You Can Sit Some Shit Out, It’s Okay

Feeling like I slept through a week whereby some earth-shattering, course-changing shit took place. It’s really great. One event, though, sticks out.

Your capacity for empathy will carry you, while your ability to by-pass ego will make sho you keep learning.

You don’t have to believe that suicide is sometimes the only way out in order to empathise with people who have sought it out as their final resort. Referring to people who choose that as their way to go, while insisting on keeping your position that depression is ‘temporary hardship’; refusing to succumb to teachable moments and instead asserting your skewed ideas about the world and all who live in it, while dismissing people’s daily experiences — experiences you’ll never, ever know or understand — makes you an asshole.

I lost two very close people, family members to whom memories of my entire childhood are interlinked, before turning 21. My teenage years were like a direct line where suicide announcements popped in by the passing year.

Just, loss.

But even at that stage, knowing a little less than I do now, I could empathize with them; I understood that their decision had nothing to do with me, and that they were no less of human beings, no less capable than any of us who choose this fucking mess of existence daily.
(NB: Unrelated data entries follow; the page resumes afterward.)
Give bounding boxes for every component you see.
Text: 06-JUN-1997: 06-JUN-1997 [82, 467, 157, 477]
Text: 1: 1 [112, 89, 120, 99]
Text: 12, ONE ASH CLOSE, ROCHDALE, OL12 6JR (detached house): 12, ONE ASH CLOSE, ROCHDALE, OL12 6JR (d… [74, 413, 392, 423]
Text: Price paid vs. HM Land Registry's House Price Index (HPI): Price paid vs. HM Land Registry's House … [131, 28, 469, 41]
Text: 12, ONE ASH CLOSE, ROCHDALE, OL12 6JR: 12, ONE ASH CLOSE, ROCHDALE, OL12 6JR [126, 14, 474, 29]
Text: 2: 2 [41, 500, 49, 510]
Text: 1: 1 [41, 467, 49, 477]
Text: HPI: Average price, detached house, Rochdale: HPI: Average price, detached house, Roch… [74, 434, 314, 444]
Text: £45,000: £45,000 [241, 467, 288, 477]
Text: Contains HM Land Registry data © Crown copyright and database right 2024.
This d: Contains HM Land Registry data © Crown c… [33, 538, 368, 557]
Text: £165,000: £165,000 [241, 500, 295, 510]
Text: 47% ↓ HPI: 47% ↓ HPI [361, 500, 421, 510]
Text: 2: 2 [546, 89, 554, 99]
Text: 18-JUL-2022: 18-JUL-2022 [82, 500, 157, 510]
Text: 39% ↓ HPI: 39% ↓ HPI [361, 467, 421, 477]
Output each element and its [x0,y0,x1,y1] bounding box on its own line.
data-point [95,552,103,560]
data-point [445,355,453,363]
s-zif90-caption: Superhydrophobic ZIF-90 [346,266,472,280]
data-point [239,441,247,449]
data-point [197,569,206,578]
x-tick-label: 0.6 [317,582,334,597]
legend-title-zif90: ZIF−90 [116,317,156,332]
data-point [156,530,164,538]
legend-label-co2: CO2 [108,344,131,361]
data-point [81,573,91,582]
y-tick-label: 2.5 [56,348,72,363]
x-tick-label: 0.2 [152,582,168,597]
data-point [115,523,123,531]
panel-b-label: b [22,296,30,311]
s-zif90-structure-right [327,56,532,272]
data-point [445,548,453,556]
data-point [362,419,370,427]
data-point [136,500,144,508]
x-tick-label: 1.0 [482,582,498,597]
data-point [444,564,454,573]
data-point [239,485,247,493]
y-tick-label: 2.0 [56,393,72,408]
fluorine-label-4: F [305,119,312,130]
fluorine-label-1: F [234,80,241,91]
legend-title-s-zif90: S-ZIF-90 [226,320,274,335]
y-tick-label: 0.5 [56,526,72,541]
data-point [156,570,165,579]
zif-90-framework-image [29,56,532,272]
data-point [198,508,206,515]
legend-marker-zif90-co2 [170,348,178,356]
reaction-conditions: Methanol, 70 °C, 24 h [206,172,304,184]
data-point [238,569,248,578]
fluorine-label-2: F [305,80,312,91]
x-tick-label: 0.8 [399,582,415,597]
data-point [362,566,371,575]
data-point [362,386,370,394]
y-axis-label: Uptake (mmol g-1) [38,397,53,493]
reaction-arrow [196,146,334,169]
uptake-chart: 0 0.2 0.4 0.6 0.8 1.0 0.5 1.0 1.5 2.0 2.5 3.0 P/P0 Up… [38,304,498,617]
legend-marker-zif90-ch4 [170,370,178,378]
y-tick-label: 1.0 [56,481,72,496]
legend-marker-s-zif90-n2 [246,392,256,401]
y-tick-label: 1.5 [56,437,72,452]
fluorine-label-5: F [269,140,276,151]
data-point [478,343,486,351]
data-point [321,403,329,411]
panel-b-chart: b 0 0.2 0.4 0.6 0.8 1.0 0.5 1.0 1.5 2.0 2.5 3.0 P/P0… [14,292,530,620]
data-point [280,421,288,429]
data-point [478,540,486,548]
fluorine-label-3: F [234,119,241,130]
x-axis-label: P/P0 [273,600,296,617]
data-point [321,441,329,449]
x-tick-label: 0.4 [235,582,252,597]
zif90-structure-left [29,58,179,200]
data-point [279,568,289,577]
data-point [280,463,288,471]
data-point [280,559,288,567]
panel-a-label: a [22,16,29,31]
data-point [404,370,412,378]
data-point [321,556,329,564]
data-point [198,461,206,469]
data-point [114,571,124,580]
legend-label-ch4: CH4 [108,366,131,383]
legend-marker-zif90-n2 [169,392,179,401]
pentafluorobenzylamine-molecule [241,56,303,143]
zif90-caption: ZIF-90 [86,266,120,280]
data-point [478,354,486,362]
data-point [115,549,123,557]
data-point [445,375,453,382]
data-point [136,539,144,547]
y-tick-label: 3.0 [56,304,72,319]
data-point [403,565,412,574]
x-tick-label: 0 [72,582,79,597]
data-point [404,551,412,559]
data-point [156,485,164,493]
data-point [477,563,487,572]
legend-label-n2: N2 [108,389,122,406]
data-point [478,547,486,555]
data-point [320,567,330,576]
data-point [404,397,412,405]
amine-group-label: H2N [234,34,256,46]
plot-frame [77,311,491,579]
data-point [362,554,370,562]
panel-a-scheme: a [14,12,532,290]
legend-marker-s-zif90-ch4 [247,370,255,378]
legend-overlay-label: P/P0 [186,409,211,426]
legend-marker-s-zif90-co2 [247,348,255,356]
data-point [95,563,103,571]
Most importantly, they are not weak for electing to leave.

Our ability to feel for other people, what is known as kutloelo-bohloko ka Sesotho, is the only thing that’ll carry us humans forward. Our individual commitment to building that capacity is currency stronger than nuts of the macadamia variety.

I am sorry to the people going through their own darkness, whose memories of multiple suicide attempts have been triggered by news of Jabba’s passing this week.